She draws a thunderbird and sticks it up over the interior side of the door. It
gives her strength and something positive to focus on. Somehow she falls
asleep. Maybe it’s the monsoon thundering on the roof, but inside, a cozy and
dry place against the harsh pelting rain and winds that occasionally rock the
camper. She dreams about worms. Big, puffy, black, Cheetos-like ones and itchy
little black fleas. She dreams there’s a hundred-and-fifty feral cats in the
basement of her camper and everyone is lined up outside her door, willing to
help her out and take one home. Somewhere in the middle of the night, in
addition to the hard pounding rain, she hears a rumble of a camper pulling
right next to her.

Great, it’s probably him.

At nine a.m. no one is banging on her door. The rain, if any, has
stopped. The wind gusts now and then and kicks droplets out of the trees and
onto the roof, sounding staccato beats as if from a prehistoric, giant
woodpecker.

Tessa didn’t want to worry her mom, but she did call Forsythe when
she was at the fairgrounds, before the rain. She only got his voicemail last
night. She looks at her phone, no text. No call from him. She finally crawls
out of bed. She opens the front door. Stretching, she looks. And looks again.
Both ways. Murphy springs out and does his business. Tessa walks all around the
camper and cranes to see all the sites she can see.
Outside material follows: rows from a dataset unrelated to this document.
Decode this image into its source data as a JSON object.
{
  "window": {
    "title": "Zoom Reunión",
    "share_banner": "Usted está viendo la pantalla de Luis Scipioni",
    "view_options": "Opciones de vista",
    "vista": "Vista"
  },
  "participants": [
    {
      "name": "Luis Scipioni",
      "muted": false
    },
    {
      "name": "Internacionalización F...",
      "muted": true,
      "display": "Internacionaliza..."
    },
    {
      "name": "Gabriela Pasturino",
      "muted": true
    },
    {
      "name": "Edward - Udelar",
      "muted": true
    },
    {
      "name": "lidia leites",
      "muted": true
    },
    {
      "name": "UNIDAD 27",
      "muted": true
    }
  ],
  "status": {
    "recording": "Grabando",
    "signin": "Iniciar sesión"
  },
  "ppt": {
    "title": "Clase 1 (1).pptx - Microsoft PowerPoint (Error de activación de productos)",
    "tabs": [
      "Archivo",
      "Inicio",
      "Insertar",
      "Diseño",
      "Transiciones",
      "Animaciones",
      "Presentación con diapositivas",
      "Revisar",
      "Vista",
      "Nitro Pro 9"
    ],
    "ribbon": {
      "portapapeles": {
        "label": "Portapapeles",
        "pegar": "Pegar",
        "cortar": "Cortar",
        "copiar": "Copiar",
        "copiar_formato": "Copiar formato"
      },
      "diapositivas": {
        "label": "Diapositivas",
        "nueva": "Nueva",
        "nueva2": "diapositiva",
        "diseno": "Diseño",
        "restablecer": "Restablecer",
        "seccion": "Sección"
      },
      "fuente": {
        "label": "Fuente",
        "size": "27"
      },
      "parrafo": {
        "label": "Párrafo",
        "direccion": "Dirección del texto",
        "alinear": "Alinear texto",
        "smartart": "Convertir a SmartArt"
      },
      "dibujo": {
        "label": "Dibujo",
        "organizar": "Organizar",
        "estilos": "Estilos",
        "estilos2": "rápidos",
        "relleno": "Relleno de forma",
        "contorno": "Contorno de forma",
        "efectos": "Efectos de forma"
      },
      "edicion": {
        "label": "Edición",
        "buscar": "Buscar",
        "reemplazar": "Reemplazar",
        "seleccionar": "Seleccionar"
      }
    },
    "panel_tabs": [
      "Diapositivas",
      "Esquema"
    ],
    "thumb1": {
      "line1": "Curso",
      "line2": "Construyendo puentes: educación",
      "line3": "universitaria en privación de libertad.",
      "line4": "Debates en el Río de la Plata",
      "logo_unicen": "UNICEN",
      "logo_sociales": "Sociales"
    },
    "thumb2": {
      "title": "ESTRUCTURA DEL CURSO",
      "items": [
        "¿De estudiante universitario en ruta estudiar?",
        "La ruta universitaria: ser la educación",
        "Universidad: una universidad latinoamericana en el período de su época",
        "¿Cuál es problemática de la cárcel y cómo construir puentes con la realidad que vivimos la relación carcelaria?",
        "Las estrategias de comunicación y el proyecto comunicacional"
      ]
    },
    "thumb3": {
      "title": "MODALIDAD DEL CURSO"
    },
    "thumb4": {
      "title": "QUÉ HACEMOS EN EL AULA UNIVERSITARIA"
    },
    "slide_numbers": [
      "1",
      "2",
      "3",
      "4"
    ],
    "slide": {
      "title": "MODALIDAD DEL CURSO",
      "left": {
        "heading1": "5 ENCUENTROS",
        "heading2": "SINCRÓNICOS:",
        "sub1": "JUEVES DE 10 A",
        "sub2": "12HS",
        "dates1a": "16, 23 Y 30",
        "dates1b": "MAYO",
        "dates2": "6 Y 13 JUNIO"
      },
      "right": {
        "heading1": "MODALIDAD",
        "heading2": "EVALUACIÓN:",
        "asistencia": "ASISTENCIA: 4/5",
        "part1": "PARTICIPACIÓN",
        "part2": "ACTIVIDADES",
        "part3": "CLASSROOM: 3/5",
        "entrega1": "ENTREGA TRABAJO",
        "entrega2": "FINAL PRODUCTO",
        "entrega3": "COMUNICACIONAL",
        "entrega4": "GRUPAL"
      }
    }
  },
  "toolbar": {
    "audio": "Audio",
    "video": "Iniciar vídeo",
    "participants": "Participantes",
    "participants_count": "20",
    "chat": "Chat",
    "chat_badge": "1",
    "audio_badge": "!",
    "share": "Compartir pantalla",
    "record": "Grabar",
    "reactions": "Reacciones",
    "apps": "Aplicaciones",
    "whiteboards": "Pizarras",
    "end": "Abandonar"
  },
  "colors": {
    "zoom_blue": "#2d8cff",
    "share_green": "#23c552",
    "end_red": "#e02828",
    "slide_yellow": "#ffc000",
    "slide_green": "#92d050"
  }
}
No black Chevrolet. There is a huge truck and trailer next to her.
White, with slide outs. It’s opulent and dwarfs her camper by three sizes.
Tessa decides, for whatever reason, Chuck is no longer on her. Maybe he got
hung up at the Waffle House.

Her package. Suddenly Tessa remembers why she is in Ottine in the
first place.

She hears a whirr and in the middle of the road is a familiar
scooter. Chris Hooper. He bumps into her tennis shoe with a laugh.

“Well, hi there, young lady. Fancy meeting you here.”

“What are you doing in Ottine?”

“Why looking for you of course.” Chris grins.

She laughs.

“We have a general delivery.”

“So do I.”

“Well isn’t that something. Have you eaten breakfast yet?”

“No.”

“Well, good. C’mon in our rig and we’ll get some going.”

“This, is you?” she points to the three slide outs.

“You betcha. Wasn’t that storm last night something? We pulled
into the site with no big trees around it, just like you,” he says approvingly.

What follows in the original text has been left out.